Ancak 40 yaşın olgunluğuna kolay gelinmediği aşikar; 1978 yılında Çin reform yoluna girdiğinde, önceki on yılın siyasi ve kültürel şokları henüz tam anlamıyla atlatılabilmiş değildi. Bu dönemde 18-22 Aralık 1978'de düzenlenen 11. Merkez Komite 3. Genel Kurulu, ÇKP ve Çin'in tarihinde kritik yer tutar. Toplantının gündemi, Çin'in acilen sosyalist modernleşme yoluna sokulmasıydı. Ülkenin aşırı merkezileşmiş ekonomi yönetiminde köklü bir reform öngörülüyordu. Bugün 40. yılına girilen reform ve dışa açılma (gaige kaifang) politikası işte bu toplantıda filizlendi.

3. Genel Kurul Çin toplumuna yeni bir silkinme ve canlanma öneriyordu. Toplantının sonuç bildirisinde şöyle deniyordu: "Hiçbir parti, hiçbir devlet ve hiçbir ulus, düşünceleri donuk kalırsa ve eğer her şeyi yalnızca kitaplara taparak yürütürse, ilerleyemez ve canlılığını geliştiremez. Böyle bir yolun sonu yıkımdan başka bir şey değildir." Bildiride kapsamlı ve derinlemesine gelişen bir devrim öneriliyordu.

Bu sürecin mimarı Deng Xiaoping, reform hareketini tanıttığı konuşmasında zihinlerin özgürleştirilmesi gerektiğine vurgu yapmıştı. Deng, adım adım uygulanacak cesur tedbirlerle, dört alanda devlete, yerel yönetimlere, işletmelere ve bireylere tam bir inisiyatif verileceğini ve ekonominin merkeziyetçi yapısının değiştirileceğini belirtiyordu. Ekonomik modernleşme sağlanırken, ideolojik zemin de ihmal edilmedi. Çin toplumunun 'temel çelişkisi' yeniden tanımlandı. Sınıf mücadelesine dayalı belirsiz sloganlar ülkeyi istikrarsızlığa sokuyordu; Deng Xiaoping'e göre yeni dönemin temel çelişkisi, üretici güçlerin çok düşük bir gelişme seviyesinde bulunmasıydı ve bu durum ülkenin ihtiyaçlarını karşılayamıyordu.

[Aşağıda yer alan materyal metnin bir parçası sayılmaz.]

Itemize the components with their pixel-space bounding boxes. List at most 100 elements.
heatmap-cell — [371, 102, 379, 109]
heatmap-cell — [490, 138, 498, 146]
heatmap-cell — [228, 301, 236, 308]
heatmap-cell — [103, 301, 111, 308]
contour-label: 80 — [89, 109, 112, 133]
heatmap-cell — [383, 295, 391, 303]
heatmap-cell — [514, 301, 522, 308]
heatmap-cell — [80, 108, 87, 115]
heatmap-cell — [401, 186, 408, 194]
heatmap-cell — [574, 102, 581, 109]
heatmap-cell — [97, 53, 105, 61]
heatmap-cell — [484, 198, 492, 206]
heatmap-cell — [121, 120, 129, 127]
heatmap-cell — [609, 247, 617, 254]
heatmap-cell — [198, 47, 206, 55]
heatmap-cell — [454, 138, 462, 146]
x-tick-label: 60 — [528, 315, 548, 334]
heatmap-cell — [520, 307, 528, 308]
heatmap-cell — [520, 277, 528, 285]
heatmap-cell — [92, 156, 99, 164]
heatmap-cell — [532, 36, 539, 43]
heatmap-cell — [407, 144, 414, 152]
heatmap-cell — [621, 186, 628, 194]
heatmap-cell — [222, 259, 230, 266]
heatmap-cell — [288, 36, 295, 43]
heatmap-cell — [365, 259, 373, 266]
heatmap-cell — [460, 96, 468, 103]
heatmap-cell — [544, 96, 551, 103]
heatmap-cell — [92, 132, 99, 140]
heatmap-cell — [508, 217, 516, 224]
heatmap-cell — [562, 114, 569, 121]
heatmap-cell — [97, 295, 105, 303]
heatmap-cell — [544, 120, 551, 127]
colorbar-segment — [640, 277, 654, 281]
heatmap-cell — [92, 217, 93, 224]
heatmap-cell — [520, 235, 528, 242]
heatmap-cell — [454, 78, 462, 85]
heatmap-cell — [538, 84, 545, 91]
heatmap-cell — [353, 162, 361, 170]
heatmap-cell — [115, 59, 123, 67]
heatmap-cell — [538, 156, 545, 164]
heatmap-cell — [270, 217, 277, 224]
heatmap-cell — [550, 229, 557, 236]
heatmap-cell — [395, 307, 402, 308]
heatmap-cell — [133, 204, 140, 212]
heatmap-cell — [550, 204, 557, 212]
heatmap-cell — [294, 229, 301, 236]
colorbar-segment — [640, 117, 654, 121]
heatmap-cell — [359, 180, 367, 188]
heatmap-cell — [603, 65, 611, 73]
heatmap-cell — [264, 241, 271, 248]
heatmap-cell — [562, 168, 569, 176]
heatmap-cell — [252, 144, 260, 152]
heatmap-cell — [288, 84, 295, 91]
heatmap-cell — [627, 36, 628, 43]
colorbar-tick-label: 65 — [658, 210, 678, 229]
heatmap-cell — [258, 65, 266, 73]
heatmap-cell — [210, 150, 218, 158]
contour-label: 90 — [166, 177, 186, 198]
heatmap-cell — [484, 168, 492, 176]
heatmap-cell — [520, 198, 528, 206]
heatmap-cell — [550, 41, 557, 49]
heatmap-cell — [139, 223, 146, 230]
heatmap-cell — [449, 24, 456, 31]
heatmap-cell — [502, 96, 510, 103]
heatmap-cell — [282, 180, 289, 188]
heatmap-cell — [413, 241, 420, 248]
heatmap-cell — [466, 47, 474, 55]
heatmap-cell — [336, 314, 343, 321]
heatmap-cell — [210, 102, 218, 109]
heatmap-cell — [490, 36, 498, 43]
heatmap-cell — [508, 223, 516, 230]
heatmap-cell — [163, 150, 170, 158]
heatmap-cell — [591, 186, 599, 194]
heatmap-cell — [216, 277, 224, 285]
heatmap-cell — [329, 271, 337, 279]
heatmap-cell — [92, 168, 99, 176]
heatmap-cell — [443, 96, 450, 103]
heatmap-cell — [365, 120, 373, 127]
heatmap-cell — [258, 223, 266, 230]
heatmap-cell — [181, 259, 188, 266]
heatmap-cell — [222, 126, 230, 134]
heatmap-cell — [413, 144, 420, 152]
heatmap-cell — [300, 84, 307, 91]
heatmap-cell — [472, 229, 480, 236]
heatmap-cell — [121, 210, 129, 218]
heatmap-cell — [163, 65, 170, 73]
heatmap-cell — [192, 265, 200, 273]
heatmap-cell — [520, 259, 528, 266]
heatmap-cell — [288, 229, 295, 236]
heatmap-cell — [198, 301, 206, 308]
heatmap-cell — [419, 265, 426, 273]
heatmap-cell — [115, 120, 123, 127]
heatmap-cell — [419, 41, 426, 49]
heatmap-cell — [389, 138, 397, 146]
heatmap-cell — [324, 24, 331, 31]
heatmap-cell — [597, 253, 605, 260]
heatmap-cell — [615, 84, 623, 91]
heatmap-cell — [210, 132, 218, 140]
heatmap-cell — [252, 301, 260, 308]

Bu çelişkiyi aşmak için, Marksizm'in evrensel gerçeği Çin'in somut gerçekleriyle bütünleştirilmeli ve Çin'e özgü bir sosyalizm inşa edilmeliydi.

Çin'in 'ikinci devrimi'

Çin Cumhurbaşkanı Xi jinping'in, 2018 Bo'ao Asya Forumu'nda yaptığı konuşmada, 40 yılda oluşan bu tabloyu "Çin'in ikinci devrimi" olarak nitelemesinin ardında işte bu başarı öyküsü var. Şöyle demişti Xi Jinping: "Bugün Çin halkı büyük bir gururla şunu söyleyebilir ki, Çin'in ikinci devrimi olan reform ve dışa açılma, sadece ülkeyi kapsamlı olarak değiştirmemiş, aynı zamanda tüm dünyayı büyük ölçüde etkilemiştir."

Cumhurbaşkanlığı görevine başladığında ilk yurt içi gezisini, reform ve dışa açılmanın başladığı yer olarak kabul edilen Shenzhen şehrine yapan Xi Jinping'in her fırsatta reform ve dışa açılmanın önemini vurgulaması ve 2018'de 40. yıla vurgu yapması anlamlı; çünkü Xi Jinping dönemi dış politikasının kartvizitine dönüşen Kuşak ve Yol girişimi, aslında geride kalan 40 yılın doğal bir sonucu olarak görülebilir. Kuşak ve Yol girişimi, Çin liderinin bir gecede aklına düşmüş bir fikir değildir; 40 yıl boyunca elde edilen kazanım ve tecrübenin Çin'i getirdiği nihai bir duraktır. Bu açıdan bakıldığında, Kuşak ve Yol girişimi, yeni bir tip reform ve dışa açılma olarak görülebilir, ve bu yeni girişim çok daha büyük ölçekli ve kapsayıcı bir proje olarak her geçen gün hayat geçirilmektedir.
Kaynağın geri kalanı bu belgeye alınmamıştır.